In this section we will wonder about those philosophical invariances present in the scientific activity (very probably in all civilizations and in all times). This section, in a certain way, tries to remember that science, originally, may be primarily an exigency of intelligibility, whatever its ulterior applications may be. Remembering this origin, philosophy interrogates science in a world that we know it is mainly the fruit of science itself and of the ways of technology that are shoots of science.

 

4. - Parmenides. Common root of philosophical thought and poetic thought.

Under the Honorary Presidency of Jose Saramago (Nobel Award)

The significant Parmenides finds himself inextricably connected to the history of philosophy and literature.

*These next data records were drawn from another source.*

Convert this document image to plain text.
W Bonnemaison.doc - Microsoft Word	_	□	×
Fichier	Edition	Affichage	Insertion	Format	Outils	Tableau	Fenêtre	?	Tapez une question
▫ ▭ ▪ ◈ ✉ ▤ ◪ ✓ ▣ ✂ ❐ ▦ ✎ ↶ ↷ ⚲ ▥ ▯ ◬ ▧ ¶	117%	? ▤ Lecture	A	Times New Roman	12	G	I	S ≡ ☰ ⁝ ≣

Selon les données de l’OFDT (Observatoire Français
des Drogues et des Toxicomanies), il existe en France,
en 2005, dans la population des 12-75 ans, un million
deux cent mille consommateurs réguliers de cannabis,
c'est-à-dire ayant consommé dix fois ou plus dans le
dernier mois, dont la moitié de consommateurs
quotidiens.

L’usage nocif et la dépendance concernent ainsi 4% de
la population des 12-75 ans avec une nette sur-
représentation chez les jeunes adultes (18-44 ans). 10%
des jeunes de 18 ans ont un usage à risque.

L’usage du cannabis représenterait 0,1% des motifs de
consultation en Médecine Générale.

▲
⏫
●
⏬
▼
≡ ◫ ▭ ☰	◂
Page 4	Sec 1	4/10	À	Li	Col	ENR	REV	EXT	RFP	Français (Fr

Many times it is forgotten (simply because of the difficulties of translation) that this jewel of the logical thought is, primarily and first of all, a poem. Remembering this inextricable knot of both dimensions of spirit (poetry and philosophy) is the aim of this section.

 

5. – Paideia. “Philosophy educating humanity”

Under the Honorary Presidency of Ionna Kuçuradi (Director of the Centre for Research and Application of the Philosophy of Human Rights, Hacettepe University)

Affirming or denying the universality of philosophy is almost a case of anthropological optimism or pessimism, of confidence in a common disposition of reasoning beings, disposition that would be a consequence of the essential richness of language beyond the contingent differences that separate peoples, cultures, and civilizations.

As we said before, in 1998 the World Philosophy Congress was held in Boston with the generic title of “Philosophy educating Humanity”. This title was mentioned in the last edition of the Congress (Seoul 2008) by the professor Ionna Kuçuradi. The professor emphasized the fact that the biggest equity that would mean the reduction of the abyssal economical differences between countries and persons would only suppose an effective generalization of the human rights if it were accompanied of a general education intended to develop in every individual the faculties that entitled them as a human being. And in this project perhaps philosophy would have a fundamental role.